Lo scorso anno la crisi è divampata dopo che i legislatori nazionalisti dell’entità semi-autonoma serba della Bosnia Erzegovina hanno approvato una mozione non vincolante che spazia dalle forze armate, al sistema fiscale e alla magistratura del paese.
Questa mozione è stata a lungo sostenuta dal leader serbo-bosniaco Milorad Dodik, mentre la Turchia ha criticato la mossa e si è offerta di mediare alla crisi, che ha sollevato i timori di una ricaduta nel conflitto etnico in Bosnia.
La Turchia aveva sostenuto in tempo di guerra il defunto leader musulmano bosniaco Alija Izetbegovic e nel dopoguerra ha stretto buoni rapporti con la presidenza bosniaca interetnica serbo croata della Bosnia. Il leader del partito SDP (Social Democratic Party), Bakir Izetbegovic si è opposto ad una proposta del presidente croato Zoran Milanovic affinché Turchia, Croazia e Serbia agiscano da mediatori all’interno della Bosnia-Erzegovina.
Il leader turco ha ricevuto una proposta simile dal leader serbo bosniaco Dodik, ma non ha accettato l’offerta in quanto per risolvere tali controversie la Bosnia-Erzegovina ha proprie istituzioni.
La Bosnia fu divisa dopo la guerra etnica del 1992-95 in due regioni ampiamente autonome: la Repubblica Serba e la Bosnia Erzegovina. Quest’ultima è una federazione decentralizzata di croati e bosniaci.

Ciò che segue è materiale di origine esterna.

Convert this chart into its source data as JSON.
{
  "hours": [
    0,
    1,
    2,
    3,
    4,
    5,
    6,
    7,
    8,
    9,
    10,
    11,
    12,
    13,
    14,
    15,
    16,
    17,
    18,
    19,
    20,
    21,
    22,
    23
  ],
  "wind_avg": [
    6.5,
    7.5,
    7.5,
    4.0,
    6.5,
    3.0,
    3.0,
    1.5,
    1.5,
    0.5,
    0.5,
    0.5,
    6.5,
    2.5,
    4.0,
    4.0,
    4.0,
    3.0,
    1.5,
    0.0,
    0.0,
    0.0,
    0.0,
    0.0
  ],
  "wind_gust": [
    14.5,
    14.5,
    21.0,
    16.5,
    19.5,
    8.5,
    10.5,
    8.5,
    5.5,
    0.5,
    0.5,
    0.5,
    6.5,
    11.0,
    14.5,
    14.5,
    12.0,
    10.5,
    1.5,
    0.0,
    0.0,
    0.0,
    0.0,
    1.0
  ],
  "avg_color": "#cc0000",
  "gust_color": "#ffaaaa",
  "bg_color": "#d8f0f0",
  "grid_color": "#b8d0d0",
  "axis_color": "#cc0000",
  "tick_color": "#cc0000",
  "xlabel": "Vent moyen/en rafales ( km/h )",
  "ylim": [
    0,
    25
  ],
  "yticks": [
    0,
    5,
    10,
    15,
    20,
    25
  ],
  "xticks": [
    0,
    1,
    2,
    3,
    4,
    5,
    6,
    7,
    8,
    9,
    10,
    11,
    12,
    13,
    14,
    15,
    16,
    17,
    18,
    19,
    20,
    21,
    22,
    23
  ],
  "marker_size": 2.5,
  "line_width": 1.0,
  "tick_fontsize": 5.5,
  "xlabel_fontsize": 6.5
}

Le aperture verso la Bosnia sono spesso un modo per Erdogan di sfidare l’Ue: il leader turco intende dimostrare a Bruxelles che può fare affari sia con i bosniaci che con i serbo bosniaci e che anche il primo ministro albanese Edi Rama, Dodik e altri leader regionali hanno espresso sostegno alla sua offerta di mediazione per risolvere la crisi; al contrario Vucic ha invitato Dodik a tornare alle istituzioni nazionali.
A causa di una legge che criminalizza la negazione del genocidio, la Repubblica Serba ha boicottato dalla metà del 2021 la Bosnia. In tempo di guerra la Serbia era la protettrice dei separatisti serbo-bosniaci ed anche nel dopoguerra è rimasta vicina all’entità serba della Bosnia, condividendone una parte del confine.
Nel frattempo gli Stati Uniti hanno imposto nuove sanzioni a Dodik, il quale ha dovuto affrontare anche dall’Ue misure volte a colpire con a perdita degli aiuti chi fomenta tensioni.